Say you have 0 downtravel -- full extension of the rear pod is the resting ride height. There's some weight on the rear wheels, and some weight on the front wheels. But the moment that weight begins to shift to the front, the downstop limiter will pick up the rear wheels off the ground, resulting in all of the car's dynamic load on the front wheels and 0 load on the rears. The weight hasn't shifted a whole lot though: action = reaction, so the full load on the front wheels means that the ground will push the car's weight back up through the front tires. Since the front wheels lie ahead of the car's CG, the net result is that the ground is pushing the car back to level, very hard. So a car with 0 downtravel will experience high load fluctuations on the tires (from full car weight to 0 car weight), but will corner very flat. The high load but low weight-shift on the front tires creates lots of front bite, and the zero load on the rear tires means you drift into the corner.

When you put a rebound spring on like the PN damper, you're still limiting the amount that the rear wheels can come up before they leave the ground, however, there's a middle ground in between where the rear tires are partially loaded, thanks to the rebound spring pulling the rear wheels up a little bit, but not all the way unlike a downstop would. So, when you brake, then a large majority of the load will go to the front wheels... but not all of it, since now your rears are still on the ground (just barely). Accordingly, more weight is allowed to shift to the front, but just barely. As a result, turn-in front bite is mildly reduced vs. a downstop arrangement, and rear grip is mildly increased since your rear tires are no longer leaving the ground as easily (they still might!) under braking.

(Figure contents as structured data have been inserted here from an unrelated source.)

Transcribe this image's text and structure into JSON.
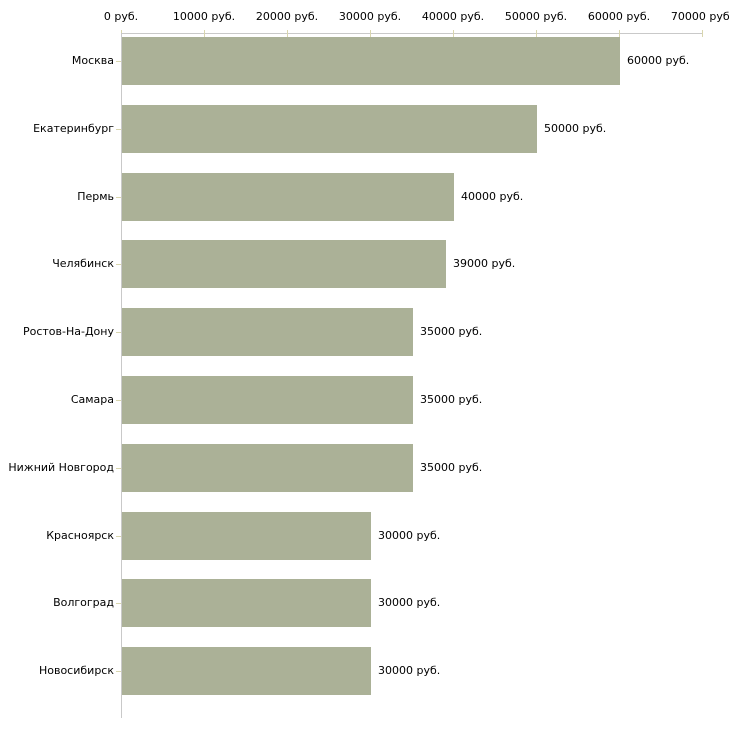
{
  "chart_data": {
    "type": "bar",
    "orientation": "horizontal",
    "title": "",
    "xlabel": "",
    "ylabel": "",
    "unit": "руб.",
    "categories": [
      "Москва",
      "Екатеринбург",
      "Пермь",
      "Челябинск",
      "Ростов-На-Дону",
      "Самара",
      "Нижний Новгород",
      "Красноярск",
      "Волгоград",
      "Новосибирск"
    ],
    "values": [
      60000,
      50000,
      40000,
      39000,
      35000,
      35000,
      35000,
      30000,
      30000,
      30000
    ],
    "value_labels": [
      "60000 руб.",
      "50000 руб.",
      "40000 руб.",
      "39000 руб.",
      "35000 руб.",
      "35000 руб.",
      "35000 руб.",
      "30000 руб.",
      "30000 руб.",
      "30000 руб."
    ],
    "x_ticks": [
      0,
      10000,
      20000,
      30000,
      40000,
      50000,
      60000,
      70000
    ],
    "x_tick_labels": [
      "0 руб.",
      "10000 руб.",
      "20000 руб.",
      "30000 руб.",
      "40000 руб.",
      "50000 руб.",
      "60000 руб.",
      "70000 руб."
    ],
    "xlim": [
      0,
      70000
    ],
    "legend": null,
    "grid": false,
    "colors": {
      "bar": "#abb197",
      "axis_line": "#c9c9c9",
      "tick": "#d9d6ae",
      "text": "#000000",
      "background": "#ffffff"
    }
  }
}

When you leave the thing willy-nilly (no downstop at all), the rear suspension is free to extend as it pleases (spring action) or as gravity pleases. This means that the rear tires almost never leave the ground, and thus you get maximum rear traction. On the other hand, you will also allow more weight to shift to the front, which reduces turn-in performance since you're no longer taking load off of the rear wheels to give to the fronts, AND you're giving them more weight burden to cope with.

This is, of course, only smooth-track theory. On bumpy tracks, having a hard downstop and 0 downtravel is usually bad since the rear wheels will leave the ground on bumps as well as under braking. Hence why you see me use the PN top shock more often than the Kyosho. A rebound spring is IMO the optimal way to balance bump handling with turn-in response, since the black-and-white boundary of downstop tuning often leads to inconsistent handling: the rear wheels might leave the ground in one corner, but not for the next -- I noticed this a LOT this month at Inside Line, it's no longer predictable and precise like my old Kenon setup and I somewhat regret giving EMU my PN top shock.

I have one legitimate usage for a no-downstop rear shock setup, and that's the MRCG. I don't even understand the magic but the MRCG creates stupid amounts of steering up front, and can overwhelm the rear unless I artifically keep the rears on the road using infinite downtravel. I can get away with the increased weight transfer because the MRCG is super, super low.